HUKUM TRANSAKSI WANITA SAAT SHALAT JUM’AT DAN BATASAN WAKTU LARANGANNYA
Shalat Jum’at merupakan ibadah yang wajib bagi setiap laki-laki muslim yang memenuhi syarat, dengan tujuan memperoleh pahala, mendekatkan diri kepada Allah, serta memperkuat ukhuwah umat Islam melalui khutbah. Dalam praktik kehidupan sehari-hari, terdapat sebagian masyarakat yang tetap melaksanakan kegiatan ekonomi, termasuk wanita yang melakukan transaksi jual beli, pada saat shalat jum’at berlangsung. Misalnya, seorang wanita pedagang di pasar tetap melayani pembeli atau menerima pembayaran dari pelanggan pada waktu shalat jum’at.

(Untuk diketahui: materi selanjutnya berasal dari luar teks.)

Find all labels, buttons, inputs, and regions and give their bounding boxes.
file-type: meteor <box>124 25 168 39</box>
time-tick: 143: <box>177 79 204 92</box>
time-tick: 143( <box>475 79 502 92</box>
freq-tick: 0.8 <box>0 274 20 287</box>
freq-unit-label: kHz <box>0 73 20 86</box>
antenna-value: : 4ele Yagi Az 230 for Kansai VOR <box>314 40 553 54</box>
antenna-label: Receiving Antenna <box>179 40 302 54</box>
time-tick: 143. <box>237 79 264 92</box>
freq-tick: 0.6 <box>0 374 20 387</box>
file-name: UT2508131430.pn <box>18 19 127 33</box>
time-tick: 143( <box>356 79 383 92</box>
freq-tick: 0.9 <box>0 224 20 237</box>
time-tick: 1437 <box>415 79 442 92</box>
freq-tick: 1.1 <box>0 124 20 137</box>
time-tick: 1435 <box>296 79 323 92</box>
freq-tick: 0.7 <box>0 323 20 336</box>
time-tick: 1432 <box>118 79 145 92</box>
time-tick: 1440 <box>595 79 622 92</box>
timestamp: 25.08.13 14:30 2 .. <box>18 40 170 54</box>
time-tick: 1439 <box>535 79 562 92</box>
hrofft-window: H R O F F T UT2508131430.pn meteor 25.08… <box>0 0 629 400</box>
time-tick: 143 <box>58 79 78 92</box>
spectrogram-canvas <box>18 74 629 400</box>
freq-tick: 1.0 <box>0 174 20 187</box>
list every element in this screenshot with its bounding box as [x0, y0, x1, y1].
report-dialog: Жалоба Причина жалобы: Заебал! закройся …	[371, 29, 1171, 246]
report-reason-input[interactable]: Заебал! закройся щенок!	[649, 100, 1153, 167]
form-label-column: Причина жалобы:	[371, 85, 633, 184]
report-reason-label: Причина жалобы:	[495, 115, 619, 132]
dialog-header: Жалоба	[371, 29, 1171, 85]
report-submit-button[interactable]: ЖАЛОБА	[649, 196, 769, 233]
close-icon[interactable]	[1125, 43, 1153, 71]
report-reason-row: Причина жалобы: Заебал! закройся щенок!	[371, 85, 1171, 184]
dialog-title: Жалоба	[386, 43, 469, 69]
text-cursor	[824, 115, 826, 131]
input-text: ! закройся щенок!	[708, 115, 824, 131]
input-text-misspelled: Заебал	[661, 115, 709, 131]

Bagaimana hukum seorang wanita yang melakukan transaksi jual beli saat terlaksananya shalat jum’at dan sampai kapan batasan waktunya, seperti pada deskripsi diatas?
A. Tidak Boleh
Tidak boleh jika wanita tersebut melakukan transaksi jual beli dengan orang yang wajib melaksanakan shalat jum’at.
B. Boleh
Boleh jika transaksi jual beli dilakukan dengan orang yang tidak diwajibkan melaksanakan sholat jum’at
وَخَرَجَ بِقَوْلِهِ مَنْ تَلْزَمُهُ الْجُمُعَةُ مَنْ لَا تَلْزَمُهُ فَلَا حُرْمَةَ عَلَيْهِ وَلَا كَرَاهَةَ لَكِنْ إِذَا تَبَايَعَ مَعَ مَنْ هُوَ مِثْلُهُ أَمَّا اِذَا تَبَايَعَ مَعَ مَنْ تَلْزَمُهُ حَرُمَ عَلَيْهِ أَيْضًا لِاِعَانَتِهِ عَلَى الْحَرَامِ وَقِيْلَ كُرِهَ لَهُ ذَلِكَ. (إعانة الطالبين على حل ألفاظ فتح المعين: ج ٢، ص ٩٥)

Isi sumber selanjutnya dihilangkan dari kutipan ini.